The Downward-Facing Dog (aka Adho Mukha Svanasana) is a posture where the body forms an inverted V-shape that is said to stretch the whole body from shoulders to legs to spine and builds strength throughout the body, particularly the arms, legs and feet. Downward-Facing Dog promotes the relief of fatigue and rejuvenates the body, improving the immune system, digestion and blood flow to the sinuses, and calms the mind and lifts the spirits.
Downward-Facing Dog: Adho Muka Savanasana
1. Come onto the floor on your hands and knees. Set knees directly below your hips [your feet should be hip-distance apart] and your hands slightly forward of your shoulders [also hip-distance apart]. Spread your palms, index fingers parallel or slightly turned out [all five fingers of both your hands should be evenly spread wide apart], and turn your toes under.
2. Exhale while you lift your knees away from the floor keeping the knees slightly bent and the heels lifted away from the floor. Lengthen your tailbone away from the back of your pelvis and press it slightly toward the pubis. Against the resistance, lift the sitting bones toward the ceiling [and back], from your inner ankles draw the inner legs up into the groins, [heels may be turned slightly outward so that the outer edge of your feet are parallel.]
3. Then with an exhalation, push your top thighs back and stretch your heels onto or down toward the floor. Straighten your knees but be sure not to lock them. Firm the outer thighs and roll the upper thighs inward slightly. Narrow the front of the pelvis. [Adjust so that your sit bones are still stretching up and back.]
4. Firm the outer arms and press the bases of the index fingers actively into the floor [make sure all five fingers on both your hands are still evenly spread wide]. From your actively pressing index fingers lift along your inner arms from the wrists to the tops of the shoulders [keep the arms straight but do not lock elbows]. Firm you shoulder blades against your back, then widen them and draw them toward the tailbone [keeping the shoulder blades pinned down]. Keep the head between the upper arms, making sure to not let your head hang.

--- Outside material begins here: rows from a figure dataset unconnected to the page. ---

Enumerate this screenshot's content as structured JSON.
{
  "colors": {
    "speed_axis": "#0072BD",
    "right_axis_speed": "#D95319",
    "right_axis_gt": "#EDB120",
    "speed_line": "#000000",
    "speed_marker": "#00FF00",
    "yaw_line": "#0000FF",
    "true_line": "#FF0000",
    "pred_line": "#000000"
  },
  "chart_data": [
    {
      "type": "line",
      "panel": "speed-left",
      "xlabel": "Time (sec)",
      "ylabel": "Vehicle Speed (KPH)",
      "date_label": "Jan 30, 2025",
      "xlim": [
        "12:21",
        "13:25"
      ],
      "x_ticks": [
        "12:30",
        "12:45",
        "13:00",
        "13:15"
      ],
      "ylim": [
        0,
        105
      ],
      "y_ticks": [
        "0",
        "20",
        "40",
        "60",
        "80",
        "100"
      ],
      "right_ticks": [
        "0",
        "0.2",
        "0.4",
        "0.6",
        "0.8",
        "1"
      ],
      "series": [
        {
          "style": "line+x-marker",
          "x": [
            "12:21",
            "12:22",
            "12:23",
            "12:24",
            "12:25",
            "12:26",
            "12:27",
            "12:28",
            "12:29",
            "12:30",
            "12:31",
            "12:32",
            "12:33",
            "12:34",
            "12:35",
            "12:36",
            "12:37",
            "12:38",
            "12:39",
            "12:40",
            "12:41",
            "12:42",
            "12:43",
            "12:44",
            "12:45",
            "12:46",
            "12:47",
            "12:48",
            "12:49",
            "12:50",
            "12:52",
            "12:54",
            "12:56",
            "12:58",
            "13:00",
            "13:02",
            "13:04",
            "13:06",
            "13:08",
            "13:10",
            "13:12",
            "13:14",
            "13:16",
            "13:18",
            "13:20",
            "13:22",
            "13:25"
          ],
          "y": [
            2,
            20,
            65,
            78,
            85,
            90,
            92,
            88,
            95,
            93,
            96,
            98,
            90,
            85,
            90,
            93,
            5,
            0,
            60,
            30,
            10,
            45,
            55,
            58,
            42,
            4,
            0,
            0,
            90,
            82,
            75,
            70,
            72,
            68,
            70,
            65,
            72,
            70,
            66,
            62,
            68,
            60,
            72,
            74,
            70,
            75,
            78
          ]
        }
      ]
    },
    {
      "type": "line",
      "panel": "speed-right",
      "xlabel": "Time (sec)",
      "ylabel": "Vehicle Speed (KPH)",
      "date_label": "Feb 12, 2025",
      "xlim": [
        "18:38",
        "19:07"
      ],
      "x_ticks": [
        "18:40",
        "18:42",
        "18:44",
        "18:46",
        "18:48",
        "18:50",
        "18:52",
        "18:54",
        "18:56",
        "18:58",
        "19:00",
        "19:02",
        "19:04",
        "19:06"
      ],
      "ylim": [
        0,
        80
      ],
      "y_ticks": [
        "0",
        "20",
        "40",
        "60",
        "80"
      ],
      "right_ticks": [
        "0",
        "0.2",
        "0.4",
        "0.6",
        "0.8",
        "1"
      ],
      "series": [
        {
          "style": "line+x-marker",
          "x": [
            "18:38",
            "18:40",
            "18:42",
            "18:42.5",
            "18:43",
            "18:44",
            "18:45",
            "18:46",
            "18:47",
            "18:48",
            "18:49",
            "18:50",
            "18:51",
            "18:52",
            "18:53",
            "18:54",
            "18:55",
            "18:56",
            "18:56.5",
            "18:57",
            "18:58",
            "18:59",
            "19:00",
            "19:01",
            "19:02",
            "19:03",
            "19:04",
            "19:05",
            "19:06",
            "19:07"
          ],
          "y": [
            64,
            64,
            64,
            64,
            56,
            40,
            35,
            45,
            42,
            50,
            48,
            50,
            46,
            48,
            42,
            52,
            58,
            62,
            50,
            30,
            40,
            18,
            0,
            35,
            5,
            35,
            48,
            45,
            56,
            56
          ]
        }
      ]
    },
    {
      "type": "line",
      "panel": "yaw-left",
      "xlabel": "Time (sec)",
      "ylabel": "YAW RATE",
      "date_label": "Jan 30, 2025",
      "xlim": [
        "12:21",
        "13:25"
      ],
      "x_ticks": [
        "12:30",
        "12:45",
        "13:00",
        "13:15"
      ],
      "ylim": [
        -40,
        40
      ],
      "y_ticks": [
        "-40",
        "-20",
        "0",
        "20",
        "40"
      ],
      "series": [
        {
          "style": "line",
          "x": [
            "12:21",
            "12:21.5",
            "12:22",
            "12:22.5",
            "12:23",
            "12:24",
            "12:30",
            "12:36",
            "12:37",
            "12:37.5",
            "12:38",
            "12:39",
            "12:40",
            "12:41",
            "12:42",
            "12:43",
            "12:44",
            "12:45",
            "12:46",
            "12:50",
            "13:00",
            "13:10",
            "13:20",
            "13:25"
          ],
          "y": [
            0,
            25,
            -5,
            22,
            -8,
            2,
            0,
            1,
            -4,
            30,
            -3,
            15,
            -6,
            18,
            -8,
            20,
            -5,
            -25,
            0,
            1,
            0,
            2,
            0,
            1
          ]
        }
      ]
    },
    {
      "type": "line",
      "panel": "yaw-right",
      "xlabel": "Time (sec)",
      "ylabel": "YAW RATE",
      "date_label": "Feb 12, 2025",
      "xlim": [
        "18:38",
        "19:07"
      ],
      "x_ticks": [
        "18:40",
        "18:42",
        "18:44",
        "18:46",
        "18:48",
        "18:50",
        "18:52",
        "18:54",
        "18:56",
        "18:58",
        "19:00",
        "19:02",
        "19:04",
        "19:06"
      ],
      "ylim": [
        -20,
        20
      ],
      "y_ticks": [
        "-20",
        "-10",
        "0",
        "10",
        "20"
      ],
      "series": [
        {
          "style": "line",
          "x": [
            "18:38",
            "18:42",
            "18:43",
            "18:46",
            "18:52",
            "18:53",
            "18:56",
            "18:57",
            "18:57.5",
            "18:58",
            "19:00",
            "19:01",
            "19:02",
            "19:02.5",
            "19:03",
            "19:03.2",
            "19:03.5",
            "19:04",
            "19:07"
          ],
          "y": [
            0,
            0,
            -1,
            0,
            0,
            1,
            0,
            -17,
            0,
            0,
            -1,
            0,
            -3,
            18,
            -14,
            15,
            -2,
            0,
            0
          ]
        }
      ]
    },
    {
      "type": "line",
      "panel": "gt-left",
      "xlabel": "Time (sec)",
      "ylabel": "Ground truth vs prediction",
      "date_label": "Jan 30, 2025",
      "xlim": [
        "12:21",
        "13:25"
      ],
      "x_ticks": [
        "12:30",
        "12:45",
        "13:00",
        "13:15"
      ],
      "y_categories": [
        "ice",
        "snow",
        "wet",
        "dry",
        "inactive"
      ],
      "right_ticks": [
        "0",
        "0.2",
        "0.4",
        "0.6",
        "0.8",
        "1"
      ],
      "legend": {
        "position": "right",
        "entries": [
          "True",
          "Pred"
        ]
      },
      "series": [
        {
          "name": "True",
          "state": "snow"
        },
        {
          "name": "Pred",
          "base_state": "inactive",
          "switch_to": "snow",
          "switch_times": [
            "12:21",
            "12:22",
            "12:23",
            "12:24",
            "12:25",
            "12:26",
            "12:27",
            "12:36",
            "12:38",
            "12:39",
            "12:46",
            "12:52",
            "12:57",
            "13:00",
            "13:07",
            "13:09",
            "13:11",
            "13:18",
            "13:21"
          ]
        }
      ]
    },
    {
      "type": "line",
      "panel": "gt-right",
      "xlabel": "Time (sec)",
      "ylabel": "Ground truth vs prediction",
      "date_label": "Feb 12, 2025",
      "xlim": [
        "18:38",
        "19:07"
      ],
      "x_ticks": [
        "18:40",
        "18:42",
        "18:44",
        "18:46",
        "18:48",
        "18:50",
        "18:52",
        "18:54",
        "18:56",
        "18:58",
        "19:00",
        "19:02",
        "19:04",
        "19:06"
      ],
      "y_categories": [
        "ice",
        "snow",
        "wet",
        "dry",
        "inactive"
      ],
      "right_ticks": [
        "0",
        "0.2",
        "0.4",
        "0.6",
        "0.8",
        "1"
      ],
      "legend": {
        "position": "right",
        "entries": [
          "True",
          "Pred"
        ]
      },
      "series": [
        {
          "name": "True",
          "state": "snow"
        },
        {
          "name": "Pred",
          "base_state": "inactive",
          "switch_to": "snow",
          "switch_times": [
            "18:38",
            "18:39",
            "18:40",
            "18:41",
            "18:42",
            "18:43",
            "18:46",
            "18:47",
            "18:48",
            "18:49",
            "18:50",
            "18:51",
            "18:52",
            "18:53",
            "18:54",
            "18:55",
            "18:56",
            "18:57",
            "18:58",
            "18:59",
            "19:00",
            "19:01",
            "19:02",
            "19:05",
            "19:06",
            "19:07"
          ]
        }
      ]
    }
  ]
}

[5. Now while in Downward-Facing Dog adjust and align yourself, it is very easy to become misaligned while doing these steps, so take your time and align yourself correctly. Heels hip-distance apart and turned out so that the outer edges of the feet are parallel, legs straight but knees not locked, thighs pressed back and turned in slightly and stretching towards the groin, hips and sit-bone reaching up and back, spine lengthened, back flat, tummy tucked, arms stretched straight but elbows not locked, arm muscles lengthened from fingers to shoulders, shoulder blades tucked, fingers wide and evenly spread, index finger actively pressed down, head between upper arms, neck lengthened.]
6. The Downward-Facing Dog is one of the poses in the traditional Sun Salutation sequence. It is also an excellent yoga asana all on its own. Stay in this pose anywhere from 1 to 3 minutes. Then bend your knees to the floor with an exhalation and rest in Child's Pose."